On CNN, DeSantis stopped short of condemning the former president — after saying earlier on Tuesday that Trump “should have come out more forcefully” against the siege on the Capitol on Jan. 6, 2021.
“This country is going down the road of criminalizing political differences, and I think that is wrong,” DeSantis replied when Tapper asked him about Trump’s announcement that he had received a “target letter” from special counsel Jack Smith’s Jan. 6 investigators. “I don’t think it serves us good to have a presidential election focused on what happened four years ago in January. So I want to focus on looking forward. I don’t want to look back. I hope he doesn’t get charged. I don’t think it’ll be good for the country.”
DeSantis also defended himself against concerns about electability amid his recently flagging fundraising efforts. His campaign drew $20 million in the second quarter of the year, setting aside $3 million of those funds for the general election — and only about 15 percent of donations came from small donors. On top of that, the campaign spent over $1 million on staffers in the second quarter. DeSantis’ camp shed staff in the past week, discharging several aides involved in event planning for the campaign.

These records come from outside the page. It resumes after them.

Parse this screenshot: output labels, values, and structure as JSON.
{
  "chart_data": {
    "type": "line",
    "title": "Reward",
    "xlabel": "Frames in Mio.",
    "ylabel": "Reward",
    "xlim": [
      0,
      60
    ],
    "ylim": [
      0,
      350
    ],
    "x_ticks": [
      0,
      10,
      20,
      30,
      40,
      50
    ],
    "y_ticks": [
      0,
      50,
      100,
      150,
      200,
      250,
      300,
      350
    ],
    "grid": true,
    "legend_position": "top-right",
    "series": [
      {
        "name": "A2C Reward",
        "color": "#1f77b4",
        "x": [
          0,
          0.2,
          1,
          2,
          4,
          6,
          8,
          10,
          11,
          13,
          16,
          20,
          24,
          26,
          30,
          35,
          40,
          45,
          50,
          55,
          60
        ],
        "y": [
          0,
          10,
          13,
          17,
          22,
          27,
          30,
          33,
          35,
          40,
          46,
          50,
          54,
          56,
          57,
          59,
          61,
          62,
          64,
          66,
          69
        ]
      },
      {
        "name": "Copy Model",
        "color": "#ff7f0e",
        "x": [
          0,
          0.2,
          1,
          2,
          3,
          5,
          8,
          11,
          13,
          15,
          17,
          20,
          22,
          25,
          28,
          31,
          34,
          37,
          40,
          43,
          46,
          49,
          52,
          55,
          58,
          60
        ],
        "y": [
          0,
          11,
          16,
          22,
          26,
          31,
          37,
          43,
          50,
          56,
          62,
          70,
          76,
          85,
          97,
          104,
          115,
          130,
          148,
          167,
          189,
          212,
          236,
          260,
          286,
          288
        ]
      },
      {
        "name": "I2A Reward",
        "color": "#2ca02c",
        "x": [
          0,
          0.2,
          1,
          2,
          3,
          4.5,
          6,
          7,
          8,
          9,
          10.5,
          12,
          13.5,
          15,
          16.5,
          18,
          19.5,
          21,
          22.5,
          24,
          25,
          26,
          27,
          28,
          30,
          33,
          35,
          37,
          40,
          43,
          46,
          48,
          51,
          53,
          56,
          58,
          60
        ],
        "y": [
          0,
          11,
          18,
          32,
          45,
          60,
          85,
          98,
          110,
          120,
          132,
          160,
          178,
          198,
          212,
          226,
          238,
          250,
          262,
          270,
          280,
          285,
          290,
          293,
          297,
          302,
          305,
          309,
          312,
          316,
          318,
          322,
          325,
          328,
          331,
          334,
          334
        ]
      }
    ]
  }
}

But while DeSantis’ appearance on CNN marks a new step for the governor, his interview with Tapper did not betray any major shifts in campaign strategy or messaging. DeSantis, who has pitched himself as a more conservative and more viable alternative to the former president, voiced familiar talking points.
“Not everyone really even knows what wokeness is,” DeSantis said, when asked about a sweeping plan he announced earlier Tuesday to return the military to its “core mission.” “I mean, I’ve defined it, but a lot of people who rail against wokeness can’t even define it.”
The candidate also defended his plans to “rip the woke out of the military” by banning transgender people from serving and ridding the institution of measures around diversity, equity and inclusion to improve recruitment. He also stressed that he would be a “pro-life president” if elected, but would not say whether he would support enacting a national six-week ban on abortion.
“A lot of people view me as a threat,” DeSantis said, disputing the narrative that he’s on the decline. “I think the left views me as a threat because they think I will beat Biden and deliver on all of this stuff, and of course people who have their allegiances on the Republican side have gone after me. But the reality is, this is a state-by-state process.”